Along some parade routes, crowds listened to Pete Fountain’s Dixieland jazz as his Half Fast Marching Club kicked off the day. It was the 46th time the Grammy-winning clarinetist had made the march from Commander’s Palace restaurant in the uptown section to the Mississippi River.

“This is like old times,” said Mr. Fountain, 76, who lost his house along with his gold records and collection of instruments in the hurricane. “New Orleans will always get ready for a party.”

Corinne Branigan, 40, wore a brown T-shirt with the slogan, “New Orleans. Established 1718, Re-established 8-29-05,” referring to the date Katrina struck the city.

“This is everything that’s great about New Orleans rolled into three days,” Miss Branigan said. “Food, music we’ve got the best marching bands in the country. It’s like a big neighborhood. Everything else is forgotten for the time being.”

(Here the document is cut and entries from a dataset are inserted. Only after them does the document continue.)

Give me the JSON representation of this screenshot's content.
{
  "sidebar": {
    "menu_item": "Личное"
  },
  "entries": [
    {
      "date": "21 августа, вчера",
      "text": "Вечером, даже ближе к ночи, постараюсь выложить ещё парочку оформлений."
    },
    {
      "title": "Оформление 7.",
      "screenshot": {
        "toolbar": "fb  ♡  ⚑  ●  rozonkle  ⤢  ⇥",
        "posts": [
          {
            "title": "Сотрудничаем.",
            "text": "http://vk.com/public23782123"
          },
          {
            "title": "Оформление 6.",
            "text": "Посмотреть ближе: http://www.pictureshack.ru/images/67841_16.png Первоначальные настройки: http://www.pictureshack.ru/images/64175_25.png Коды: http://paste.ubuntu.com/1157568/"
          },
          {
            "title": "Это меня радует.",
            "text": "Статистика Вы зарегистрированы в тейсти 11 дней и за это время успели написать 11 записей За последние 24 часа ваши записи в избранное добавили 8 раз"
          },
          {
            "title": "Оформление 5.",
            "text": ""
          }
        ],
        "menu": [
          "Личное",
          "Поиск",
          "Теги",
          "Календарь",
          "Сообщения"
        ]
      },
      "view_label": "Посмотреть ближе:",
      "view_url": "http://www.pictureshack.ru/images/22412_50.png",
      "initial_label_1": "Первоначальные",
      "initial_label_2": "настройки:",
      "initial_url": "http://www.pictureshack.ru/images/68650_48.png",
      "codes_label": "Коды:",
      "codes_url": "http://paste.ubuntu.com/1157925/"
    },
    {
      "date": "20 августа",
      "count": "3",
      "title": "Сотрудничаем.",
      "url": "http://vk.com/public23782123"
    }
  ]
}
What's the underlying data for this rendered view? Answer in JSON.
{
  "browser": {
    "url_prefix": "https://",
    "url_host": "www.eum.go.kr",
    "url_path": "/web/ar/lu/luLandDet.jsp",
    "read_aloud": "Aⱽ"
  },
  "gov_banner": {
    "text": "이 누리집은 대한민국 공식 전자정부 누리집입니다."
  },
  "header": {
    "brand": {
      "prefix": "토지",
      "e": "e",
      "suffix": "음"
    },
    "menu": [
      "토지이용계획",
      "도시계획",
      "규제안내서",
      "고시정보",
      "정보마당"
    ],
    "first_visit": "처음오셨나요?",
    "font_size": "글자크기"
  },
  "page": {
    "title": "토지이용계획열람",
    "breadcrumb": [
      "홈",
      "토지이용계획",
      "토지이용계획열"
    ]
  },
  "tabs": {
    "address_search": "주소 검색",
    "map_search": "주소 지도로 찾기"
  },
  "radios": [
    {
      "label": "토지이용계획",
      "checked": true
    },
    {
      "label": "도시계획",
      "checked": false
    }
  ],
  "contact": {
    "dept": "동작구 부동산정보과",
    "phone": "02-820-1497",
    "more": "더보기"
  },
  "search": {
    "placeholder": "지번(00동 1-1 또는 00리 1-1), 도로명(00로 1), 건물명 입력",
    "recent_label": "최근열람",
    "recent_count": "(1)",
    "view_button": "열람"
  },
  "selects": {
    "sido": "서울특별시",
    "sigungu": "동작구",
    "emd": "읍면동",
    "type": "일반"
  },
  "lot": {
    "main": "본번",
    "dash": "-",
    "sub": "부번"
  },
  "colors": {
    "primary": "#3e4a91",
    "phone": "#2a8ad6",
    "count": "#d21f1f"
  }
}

In the French Quarter, the celebration was more raucous as revelers swapped flashes of flesh for beads tossed from balconies.

Costumes ranged from the glamorous to the satirical.

Judy Weaver, 49, and R.M. Elfer, 50, wore nuns’ habits with camouflage capes as the Angry Little Sisters of the Apocalypse. They carried rulers bearing the slogan “weapons of mass instruction,” and what they called novena bombs originally, toilet floats and rapid-fire rosaries.

“We are cleaning up crime in the city,” Miss Weaver said.